The Equal Employment Opportunity Commission (EEOC) forbids workplace discrimination based on race. While many people believe that racial discrimination comprises overt actions of racism, this is only part of the story. Subtle, insidious actions and comments can also prove discriminatory.

One such action is the banning of traditionally black hairstyles such as dreadlocks. At least, this is what one Texas court recently determined. And its ruling could have widespread implications for workplace discrimination in the state.

Federal court: schools cannot ban dreadlocks

Even if school districts or employers claim to embrace diversity, their actions often indicate otherwise. Earlier this year, a school district in the Houston metro area passed a rule banning male students from wearing their hair past their ears. Constituents expressed outrage when they discovered that the district meant to prevent black male students from wearing dreadlocks.

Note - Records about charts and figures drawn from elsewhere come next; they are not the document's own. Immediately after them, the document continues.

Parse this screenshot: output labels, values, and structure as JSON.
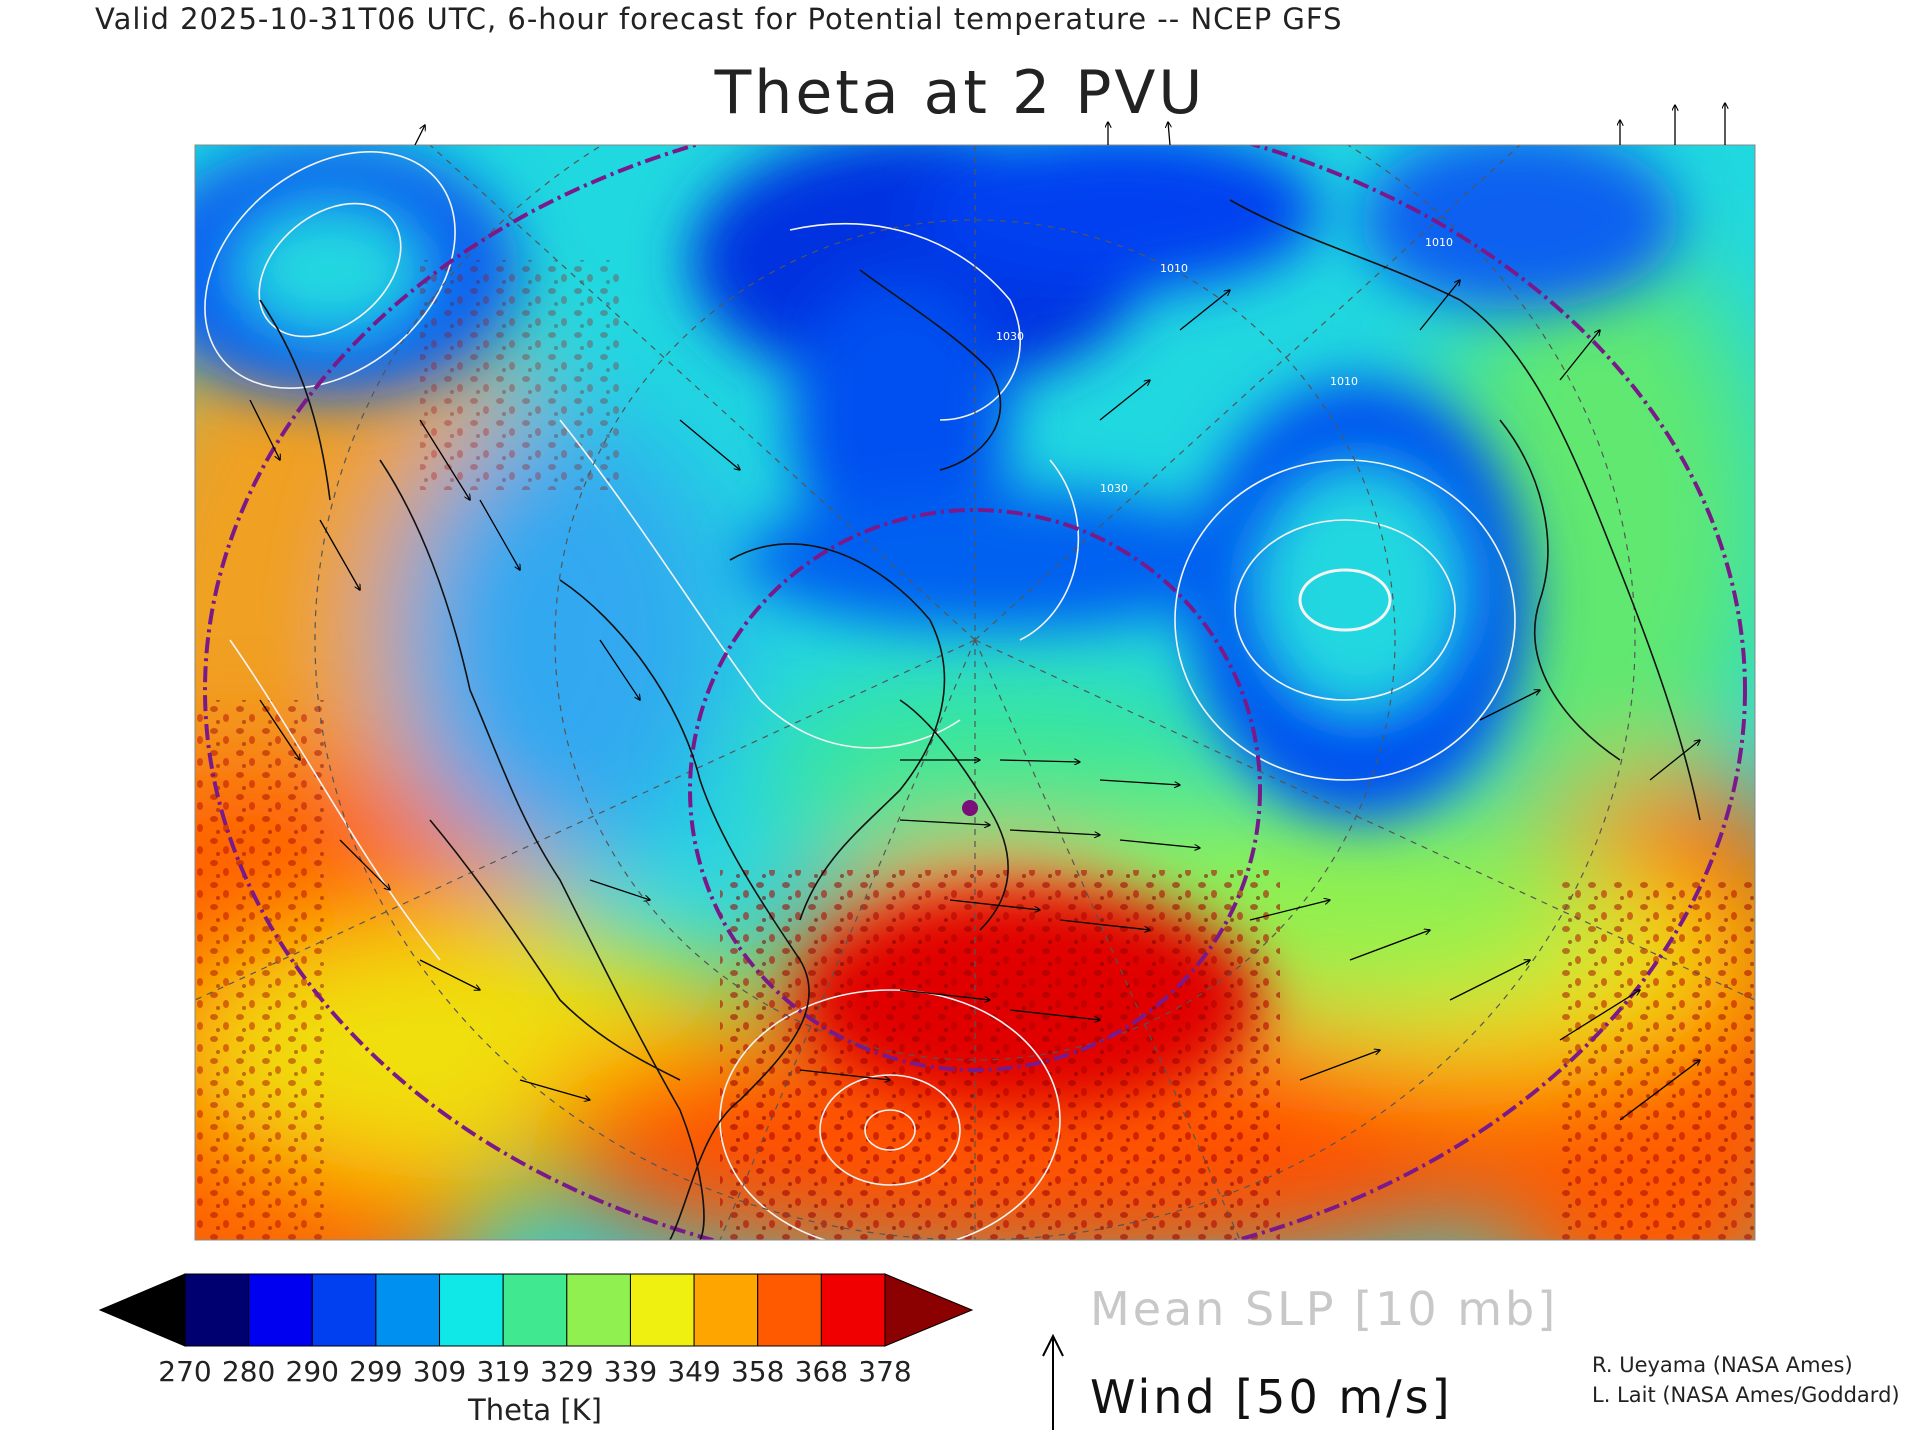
{
  "header": {
    "valid_line": "Valid 2025-10-31T06 UTC, 6-hour forecast for Potential temperature -- NCEP GFS",
    "title": "Theta at 2 PVU"
  },
  "map": {
    "variable": "Potential temperature on the 2 PVU surface",
    "contours": "Mean sea-level pressure, 10 mb interval (white lines)",
    "contour_labels": [
      "1010",
      "1010",
      "1030",
      "1030",
      "1010"
    ],
    "marker_color": "#7a0f7a"
  },
  "colorbar": {
    "under_color": "#000000",
    "over_color": "#8b0000",
    "colors": [
      "#000070",
      "#0000f0",
      "#0040f0",
      "#0090f0",
      "#10e8e8",
      "#40e890",
      "#90f050",
      "#f0f010",
      "#ffa500",
      "#ff5a00",
      "#f00000"
    ],
    "ticks": [
      "270",
      "280",
      "290",
      "299",
      "309",
      "319",
      "329",
      "339",
      "349",
      "358",
      "368",
      "378"
    ],
    "title": "Theta [K]"
  },
  "legend": {
    "slp_label": "Mean SLP [10 mb]",
    "wind_label": "Wind [50 m/s]"
  },
  "credits": {
    "line1": "R. Ueyama (NASA Ames)",
    "line2": "L. Lait (NASA Ames/Goddard)"
  }
}
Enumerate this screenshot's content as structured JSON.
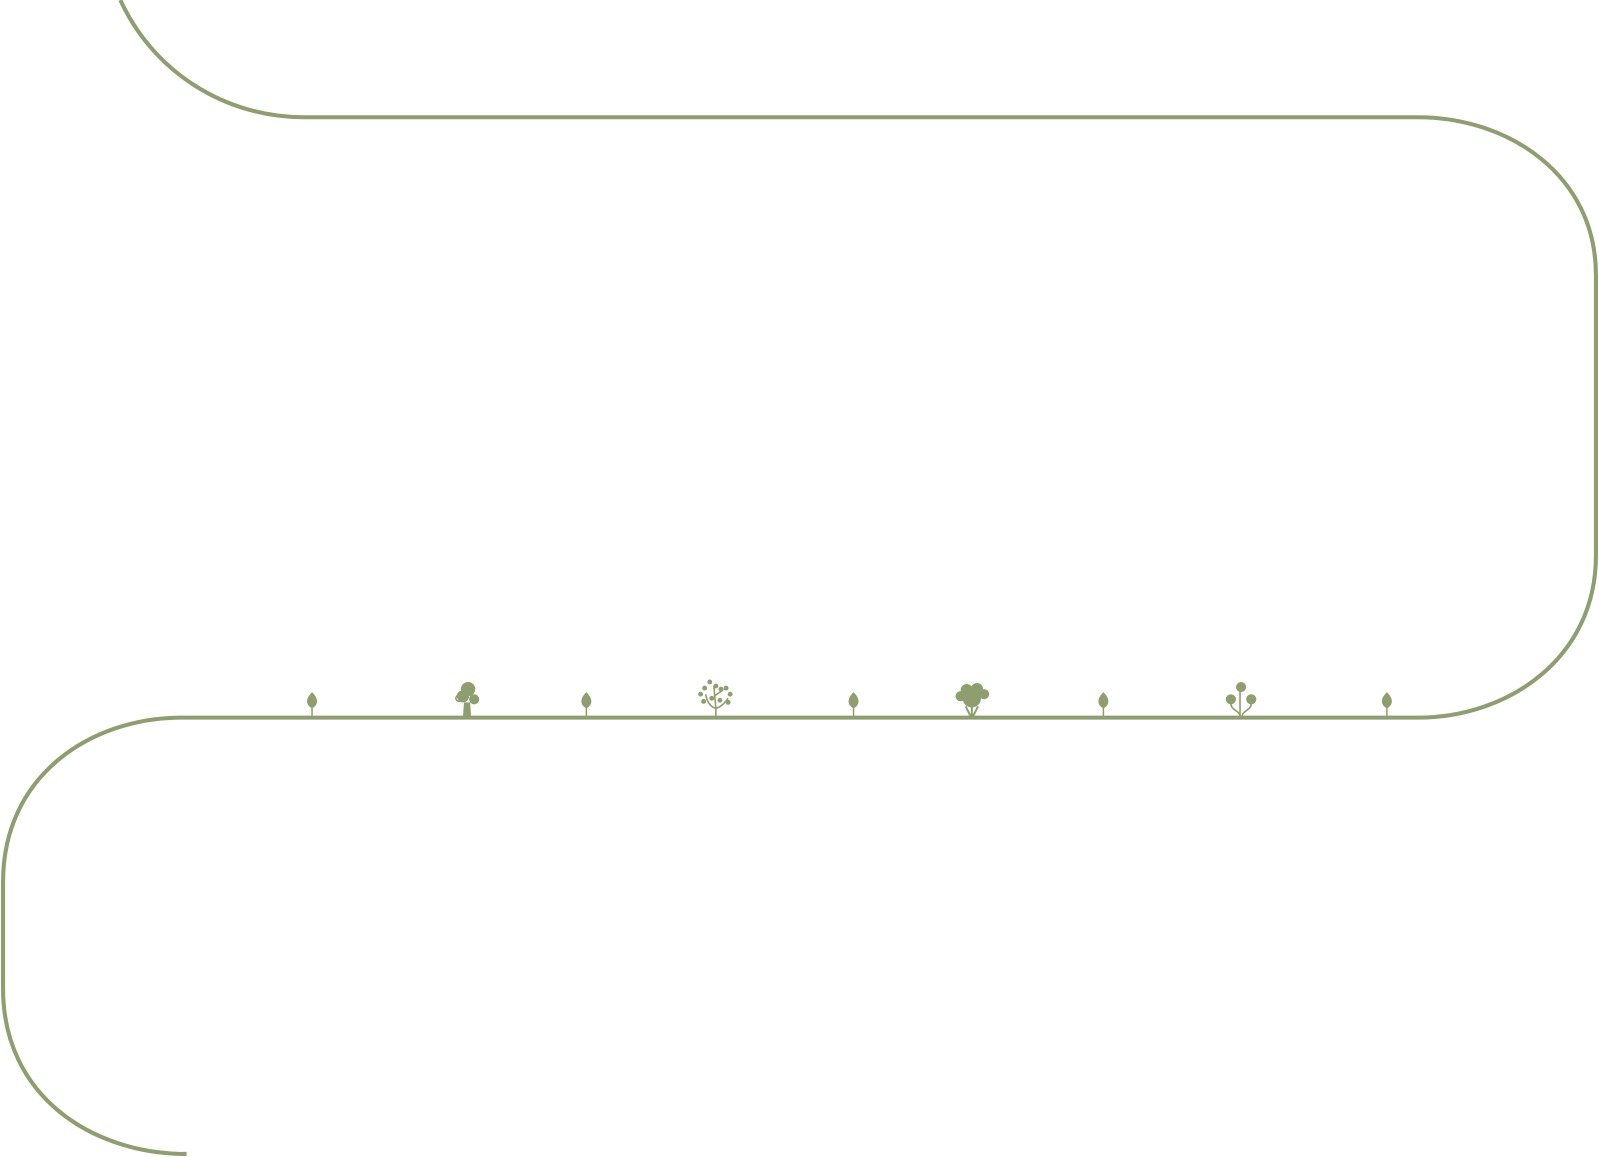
{
  "colors": {
    "path": "#8f9e6e",
    "background": "#ffffff"
  },
  "trees": [
    {
      "icon": "leaf-sprout-icon"
    },
    {
      "icon": "round-tree-icon"
    },
    {
      "icon": "leaf-sprout-icon"
    },
    {
      "icon": "branching-tree-icon"
    },
    {
      "icon": "leaf-sprout-icon"
    },
    {
      "icon": "bushy-tree-icon"
    },
    {
      "icon": "leaf-sprout-icon"
    },
    {
      "icon": "mushroom-tree-icon"
    },
    {
      "icon": "leaf-sprout-icon"
    }
  ]
}
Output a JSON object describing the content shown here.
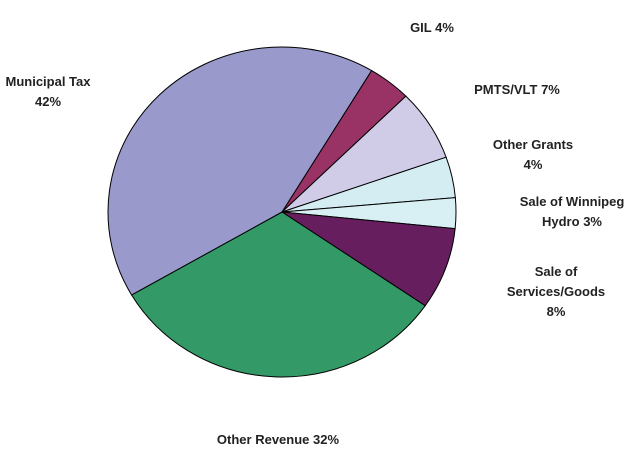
{
  "chart_data": {
    "type": "pie",
    "categories": [
      "GIL",
      "PMTS/VLT",
      "Other Grants",
      "Sale of Winnipeg Hydro",
      "Sale of Services/Goods",
      "Other Revenue",
      "Municipal Tax"
    ],
    "values": [
      4,
      7,
      4,
      3,
      8,
      32,
      42
    ],
    "value_labels": [
      "4%",
      "7%",
      "4%",
      "3%",
      "8%",
      "32%",
      "42%"
    ],
    "colors": [
      "#993366",
      "#d0cce8",
      "#d3edf2",
      "#d8f0f4",
      "#661e5e",
      "#339966",
      "#9999cc"
    ]
  }
}
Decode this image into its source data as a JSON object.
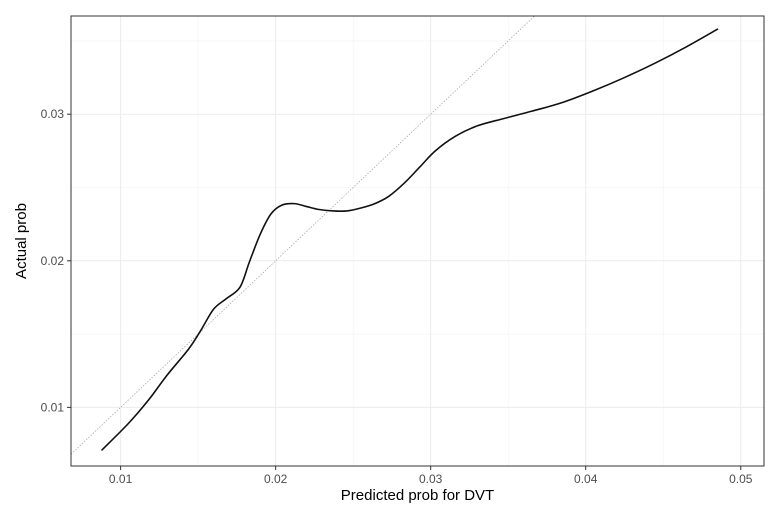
{
  "chart_data": {
    "type": "line",
    "title": "",
    "xlabel": "Predicted prob for DVT",
    "ylabel": "Actual prob",
    "xlim": [
      0.0068,
      0.0515
    ],
    "ylim": [
      0.006,
      0.0367
    ],
    "xticks": [
      0.01,
      0.02,
      0.03,
      0.04,
      0.05
    ],
    "yticks": [
      0.01,
      0.02,
      0.03
    ],
    "xtick_labels": [
      "0.01",
      "0.02",
      "0.03",
      "0.04",
      "0.05"
    ],
    "ytick_labels": [
      "0.01",
      "0.02",
      "0.03"
    ],
    "xminor": [
      0.015,
      0.025,
      0.035,
      0.045
    ],
    "yminor": [
      0.015,
      0.025,
      0.035
    ],
    "grid": true,
    "legend": "none",
    "reference_line": {
      "slope": 1,
      "intercept": 0,
      "style": "dotted",
      "color": "#aaaaaa"
    },
    "series": [
      {
        "color": "#111111",
        "x": [
          0.0088,
          0.0105,
          0.0118,
          0.013,
          0.0144,
          0.0152,
          0.016,
          0.0168,
          0.0177,
          0.0183,
          0.019,
          0.0197,
          0.0204,
          0.0212,
          0.022,
          0.0228,
          0.0237,
          0.0246,
          0.0255,
          0.0264,
          0.0273,
          0.0283,
          0.0293,
          0.0303,
          0.0316,
          0.033,
          0.0347,
          0.0365,
          0.0385,
          0.0405,
          0.0425,
          0.0445,
          0.0465,
          0.0485
        ],
        "y": [
          0.0071,
          0.0089,
          0.0105,
          0.0122,
          0.014,
          0.0153,
          0.0167,
          0.0174,
          0.0182,
          0.0199,
          0.0218,
          0.0232,
          0.0238,
          0.0239,
          0.0237,
          0.0235,
          0.0234,
          0.0234,
          0.0236,
          0.0239,
          0.0244,
          0.0253,
          0.0264,
          0.0275,
          0.0285,
          0.0292,
          0.0297,
          0.0302,
          0.0308,
          0.0316,
          0.0325,
          0.0335,
          0.0346,
          0.0358
        ]
      }
    ]
  }
}
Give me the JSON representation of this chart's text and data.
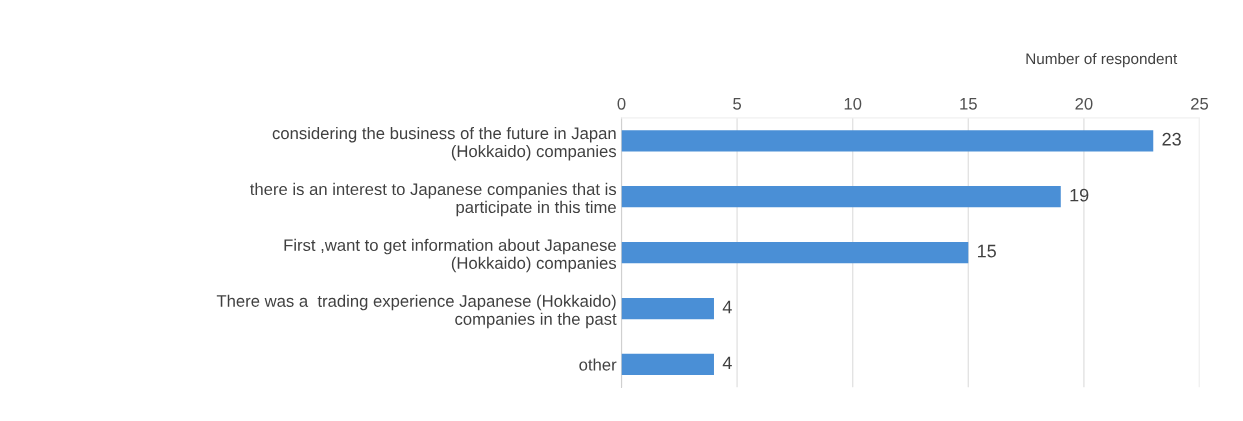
{
  "chart_data": {
    "type": "bar",
    "orientation": "horizontal",
    "xlabel": "Number of respondent",
    "categories": [
      "considering the business of the future in Japan\n(Hokkaido) companies",
      "there is an interest to Japanese companies that is\nparticipate in this time",
      "First ,want to get information about Japanese\n(Hokkaido) companies",
      "There was a  trading experience Japanese (Hokkaido)\ncompanies in the past",
      "other"
    ],
    "values": [
      23,
      19,
      15,
      4,
      4
    ],
    "color": "#4a8fd6",
    "xlim": [
      0,
      25
    ],
    "xticks": [
      0,
      5,
      10,
      15,
      20,
      25
    ],
    "grid": "x",
    "data_labels": true
  }
}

The U.S. District Court in Houston ruled against the hair policy, prompting praise from advocates of racial diversity. Two black students have discrimination lawsuits pending against the district.

What does this mean for employment law?

Though the district court’s ruling applies to only the school district, it could set a precedent for future employment law rulings. State lawmakers have already taken notice. The Texas Legislative Black Caucus intends to draft a bill to prevent racially motivated discrimination against black hairstyles in the workplace.

If nothing else, the incident raised awareness of the subtle acts of racism that students and workers face every day. Though employers do have the right to prohibit certain hairstyles, this does not mean that it is acceptable—especially if it is motivated by racism. Employees, like students, have the right to seek counsel and even file lawsuits if necessary to ensure a discrimination-free work environment.